Given a network that contains N recurrent neurons, $f r_{i}$ represents the firing of the $i^{t h} = [1,2..., N]$ recurrent neuron. $W^{Rec}$ , which is an $N x N$ weight matrix, defines the connectivity of the recurrent neurons, which is initialized randomly from a normal distribution with a mean of 0 and a standard deviation of $1 / \sqrt{g * N}$ , where g represents the gain of the network. Each input neuron is connected to every recurrent neuron in the network with a $W^{ln}$ , which is an $N x 1$ input weight matrix. $W^{ln}$ is initialized randomly from a normal distribution with a mean of 0 and a standard deviation of 1 and is fixed during training. Similarly, every recurrent neuron is connected to each output neuron with a $W^{o u t}$ , which is a $1 x N$ output weight matrix. In this study, we trained $W^{Rec}$ and $W^{o u t}$ using a reward-based recursive least squares method. The variable y represents the activity level of the input neurons (states), and z represents the output. $x_{i} (t)$ represents the state of the $i^{t h}$ recurrent neuron, which is initially zero, and τ is the neuron time constant.

Initially, due to the high gain caused by $W^{Rec}$ (when $g = 1.6$ ), the network produces chaotic dynamics, which in theory can encode time for a long time Hardy et al. (2018). In practice, the recurrent weights need to be tuned to reduce this chaos and locally stabilize the output activity. The parameters, such as connection probability, $Δ t$ , g (gain of the network), and τ, were chosen based on the existing population clock model research Buonomano and Maass (2009); Laje and Buonomano (2013). In this work, we trained both recurrent and output weights using a reward-based recursive least square algorithm. During an episode, the agent chooses to act when the output activity exceeds a threshold (in this study, 0.5). We experimented with other threshold values between 0.4 and 1, but each produced similar results to 0.5. If the activity never exceeds a threshold, then the agent chooses a random time point to act. This is to ensure that the agent tries different time points and acts before it learns the temporal nature of the task.

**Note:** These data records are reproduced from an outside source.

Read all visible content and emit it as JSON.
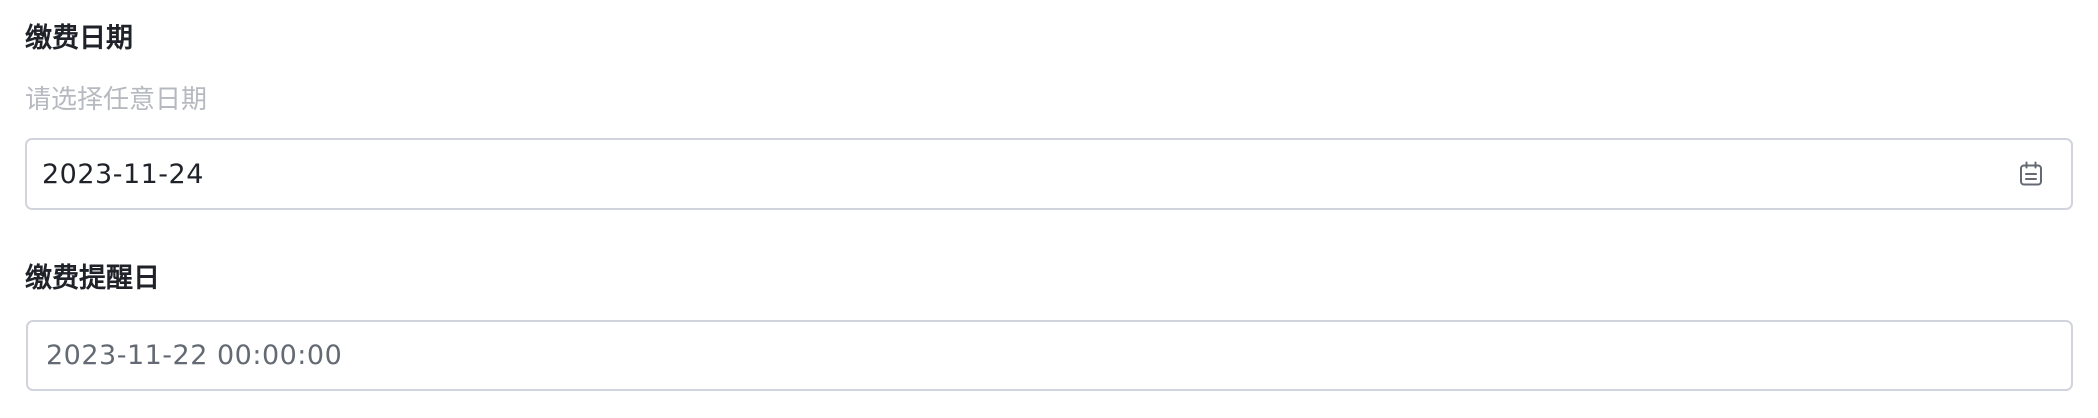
{
  "payment_date": {
    "label": "缴费日期",
    "hint": "请选择任意日期",
    "value": "2023-11-24",
    "icon": "calendar-icon"
  },
  "reminder_date": {
    "label": "缴费提醒日",
    "value": "2023-11-22 00:00:00"
  }
}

As illustrated in Figure 2 (left side), a sequence of state inputs are given to an agent during an episode lasting 3,600 ms, where each state for the RNN network is a 20-ms input signal and a single value for the DQN. The agent receives state $s 1$ at $0 m s$ . At this point, all circles are active. At $900 m s$ , the first circle turns inactive, and the agent receives state $s_{2}$ . In other words, the agent only receives the next state after the previous state has changed. In this case, the changes are caused by the circle turning inactive due to time constraints preset in the task. The final state, $s 5$ , is a terminal state where all the circles are inactive. Note that each action given by the Q network is only executed at the time points defined by the RNN network.

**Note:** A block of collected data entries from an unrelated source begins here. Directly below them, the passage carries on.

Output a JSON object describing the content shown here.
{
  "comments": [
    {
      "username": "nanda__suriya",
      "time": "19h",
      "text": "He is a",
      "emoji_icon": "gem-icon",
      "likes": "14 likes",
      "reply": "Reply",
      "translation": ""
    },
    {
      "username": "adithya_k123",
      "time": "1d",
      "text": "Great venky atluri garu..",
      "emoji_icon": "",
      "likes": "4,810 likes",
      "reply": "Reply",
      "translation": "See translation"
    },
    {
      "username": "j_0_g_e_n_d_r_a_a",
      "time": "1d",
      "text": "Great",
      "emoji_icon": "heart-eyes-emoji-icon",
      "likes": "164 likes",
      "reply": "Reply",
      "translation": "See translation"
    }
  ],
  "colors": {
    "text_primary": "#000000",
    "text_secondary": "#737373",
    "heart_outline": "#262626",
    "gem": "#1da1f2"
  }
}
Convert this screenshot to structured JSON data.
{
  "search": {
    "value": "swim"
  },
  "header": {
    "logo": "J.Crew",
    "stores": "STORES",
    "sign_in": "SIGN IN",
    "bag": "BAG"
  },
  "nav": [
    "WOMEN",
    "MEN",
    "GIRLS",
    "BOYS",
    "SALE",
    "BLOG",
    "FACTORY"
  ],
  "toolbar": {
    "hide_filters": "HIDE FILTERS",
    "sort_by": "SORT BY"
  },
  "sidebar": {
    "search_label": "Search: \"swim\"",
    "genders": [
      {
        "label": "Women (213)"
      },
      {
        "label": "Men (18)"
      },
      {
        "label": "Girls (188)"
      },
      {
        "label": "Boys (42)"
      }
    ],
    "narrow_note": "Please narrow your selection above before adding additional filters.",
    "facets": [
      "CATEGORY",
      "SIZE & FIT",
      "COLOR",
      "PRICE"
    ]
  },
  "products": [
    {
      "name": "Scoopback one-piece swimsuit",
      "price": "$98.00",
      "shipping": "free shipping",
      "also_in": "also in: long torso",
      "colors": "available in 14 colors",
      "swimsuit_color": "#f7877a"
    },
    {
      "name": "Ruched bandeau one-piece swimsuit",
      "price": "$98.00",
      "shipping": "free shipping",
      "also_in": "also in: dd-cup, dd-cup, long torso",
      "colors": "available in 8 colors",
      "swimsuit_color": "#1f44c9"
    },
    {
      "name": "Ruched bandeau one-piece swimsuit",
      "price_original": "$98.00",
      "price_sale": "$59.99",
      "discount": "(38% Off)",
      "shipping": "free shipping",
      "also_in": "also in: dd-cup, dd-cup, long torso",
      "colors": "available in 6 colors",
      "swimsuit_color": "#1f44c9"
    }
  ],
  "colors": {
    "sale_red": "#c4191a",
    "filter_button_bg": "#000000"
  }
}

2.3 Time and Action Co-Training in Reinforcement Learning Agent

At the start of an episode, an agent explores the environment by selecting random circles to click. At the end of the episode, the agent collects a set of different experience tuples $(s_{t}, a_{t}, r_{t + δ t}, s_{t + δ t})$ that are used to train the DQN and RNN.

2.3.1 DQN

The parameters of the Q network θ are iteratively updated using Eqs. 9, 10 for action $a_{t}$ taken in state $s_{t}$ , which results in reward $r_{t + δ t}$ .

θ_{t + 1} = θ_{t} + α (y - Q (s_{t}, a_{t}; θ_{t})) \nabla_{θ_{t}} Q (a_{t}, a_{t}; θ_{t}) (9)

y = r_{t + 1} + γ max_{t} Q (s_{t + 1}, a; θ_{t}) (10)

2.3.2 Recurrent Neural Network

In the RNN, both the recurrent weights and output weights were updated at every $Δ t = 10 m s$ , using the collected experiences. The recursive least square algorithm (RLS) Åström and Wittenmark (2013) is a basic recursive application of the least square algorithm. Given an input signal $x_{1}, x_{2}, \dots . x_{n}$ and the set of desired responses $y_{1}, y_{2}, \dots . y_{n}$ , the RLS updates the parameters $W^{Rec}$ and $W^{Out}$ to minimize the mean difference between the desired and the actual output of the RNN (which is the firing rate $f r_{i}$ of the recurrent neuron). In the proposed architecture, we generate the desired response of recurrent neurons by adding a reward to the firing rate $f r_{i} (t)$ neuron i at time t such that the desired firing rate decreases at time t if $r_{t} < 0$ and increases if $r_{t} > 0$ . The desired response of output neurons was generated by adding a reward to output activity z, as defined in Eq 7.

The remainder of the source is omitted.